If a company can invest, either internally or in an acquisition, and generate a marginal return on invested capital that is greater than its marginal cost of capital, then making that investment will increase the value of the business. But if the return is going to be less than the cost of capital, making the investment reduces the value of the business, and management should return the capital to the shareholders. Accrual-based accounting measures such as earnings, and valuation metrics based on earnings, simply do not provide the relevant information as to whether a company is successfully generating free cash flow and whether management is allocating that cash flow properly.

This strategy uses proprietary quantitative research to identify potential investments. We look for factors including ROIC greater than WACC, growth in cash flow from operations over the last five years, expected revenue growth greater than expected global GDP growth and high or expanding margins. Stocks are then subject to rigorous fundamental research which is designed to assess the sustainability of the competitive advantages that has enabled each company to achieve its level of ROIC.

Risk management is integrated throughout the process with a focus on avoiding unintended risks. Portfolio risk exposures are monitored and formally communicated to portfolio managers on a regular basis and are discussed at investment meetings. The team performs a portfolio rebalance on a quarterly basis that incorporates the results of a risk optimization analysis as well as the latest results of the quantitative screens. Positions can also be added or removed at any time based on input from our fundamental analysts or in reaction to new information. There are no absolute or bench-mark relative sector or regional constraints. The maximum premium on WACC contribution per security is 3.0% so that the portfolio’s aggregate ROIC – WACC is not dependent on any single security.
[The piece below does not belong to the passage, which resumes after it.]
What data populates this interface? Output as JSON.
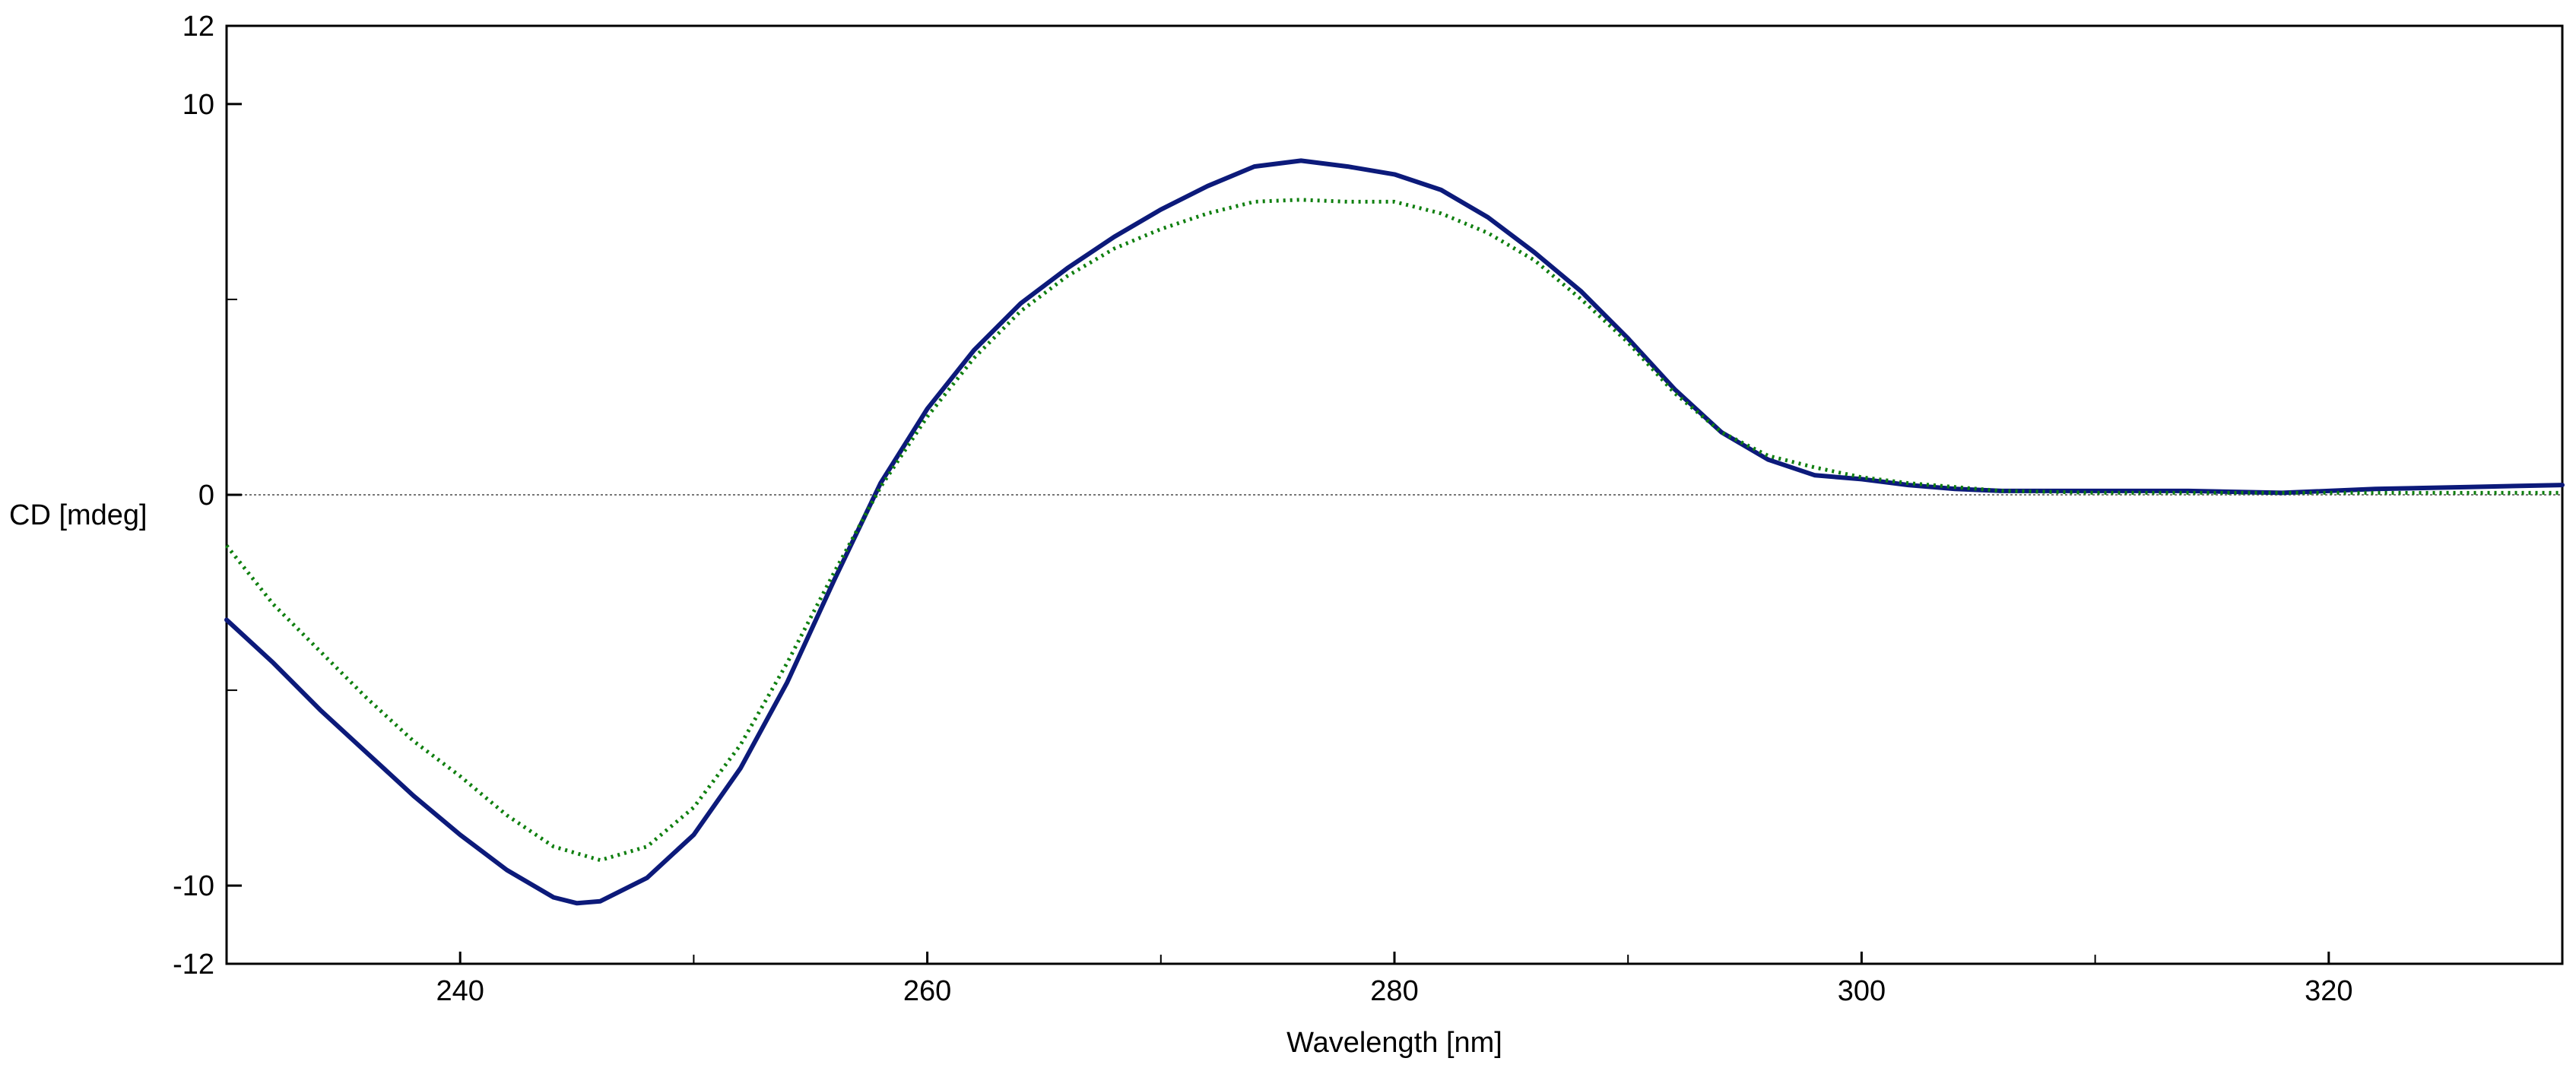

Additional risk measures include maximum contributions to cash flow growth per security, revenue growth per security and cash flow margin per security. Position size is generally 0.25% to 2.0% and determined by the portfolio managers with input from the analyst and our Quantitative Research and Risk Management Team. Position weights are inversely related to the risk presented by the security within the context of the overall portfolio. Stocks are generally held as long as they continue to display the sustainable growth characteristics we seek, specifically ROIC well above WACC. Stocks are reduced or sold if a company’s fundamentals change, there are more attractive alternatives with a better risk-reward outcome or if there is deterioration in the investment criteria.